O setor externo tem trilhado uma favorável trajetória, experimentada pelas transações com o exterior: a conta corrente do balanço de pagamentos registrou superávit de US$ 750 milhões até junho. Até esse mês, o ganho de reservas internacionais foi de US$ 8,8 bilhões (superávit do balanço de pagamentos), enquanto para o mesmo período de 2016 a conta havia ficado em US$ 2 bilhões. Fica claro que a vulnerabilidade externa não faz parte do rol dos problemas da economia brasileira hoje. Na nossa visão, não são esperadas surpresas associadas ao comportamento do presidente Trump e o cenário mundial está em recuperação e estável.

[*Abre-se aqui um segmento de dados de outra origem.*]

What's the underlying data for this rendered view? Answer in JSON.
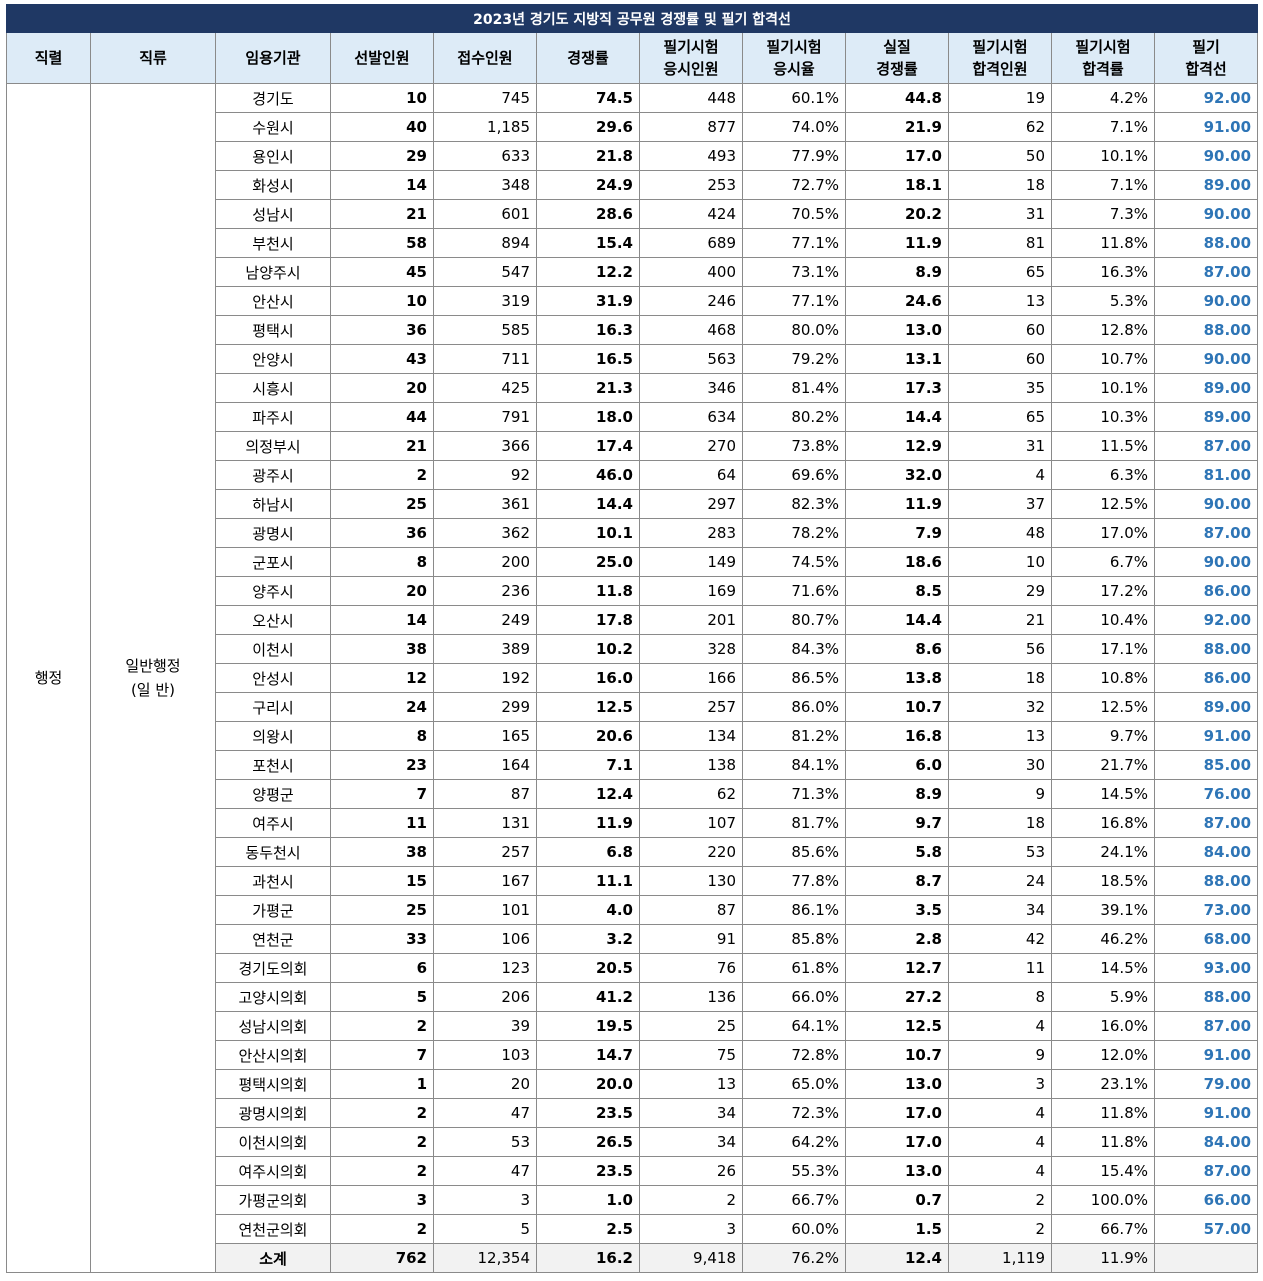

Uma situação de fuga de capital do Brasil exigiria um grau de caos político que não está no horizonte, pelo menos para 2017. Assim, a projeção para 2017 é de um déficit em transações correntes em torno de US$ 10 bilhões, enquanto o saldo da balança comercial deverá atingir o maior valor na sua série histórica, em torno de US$ 65 bilhões.

Economia Internacional

A surpresa desinflacionária que a economia dos Estados Unidos vem experimentando é um fenômeno difícil de entender, pois não se pode atribuí-lo a choques de oferta. Além disso, a taxa de desemprego encontra-se em nível muito baixo, em 4,3%, perto das mínimas históricas. A ata da reunião do FED deixa antever que o BC americano não consegue explicitar claramente os motivos da inflação estar tão contida, e, nos últimos seis meses, em queda, apesar do aperto do mercado de trabalho. Assim, os membros do FOMC têm difícil decisão pela frente. Se houver nova subida da taxa dos federal funds sem que a inflação retome um caminho de subida, a decisão será fruto da preocupação do FED com possível formação de bolhas no mercado de ativos.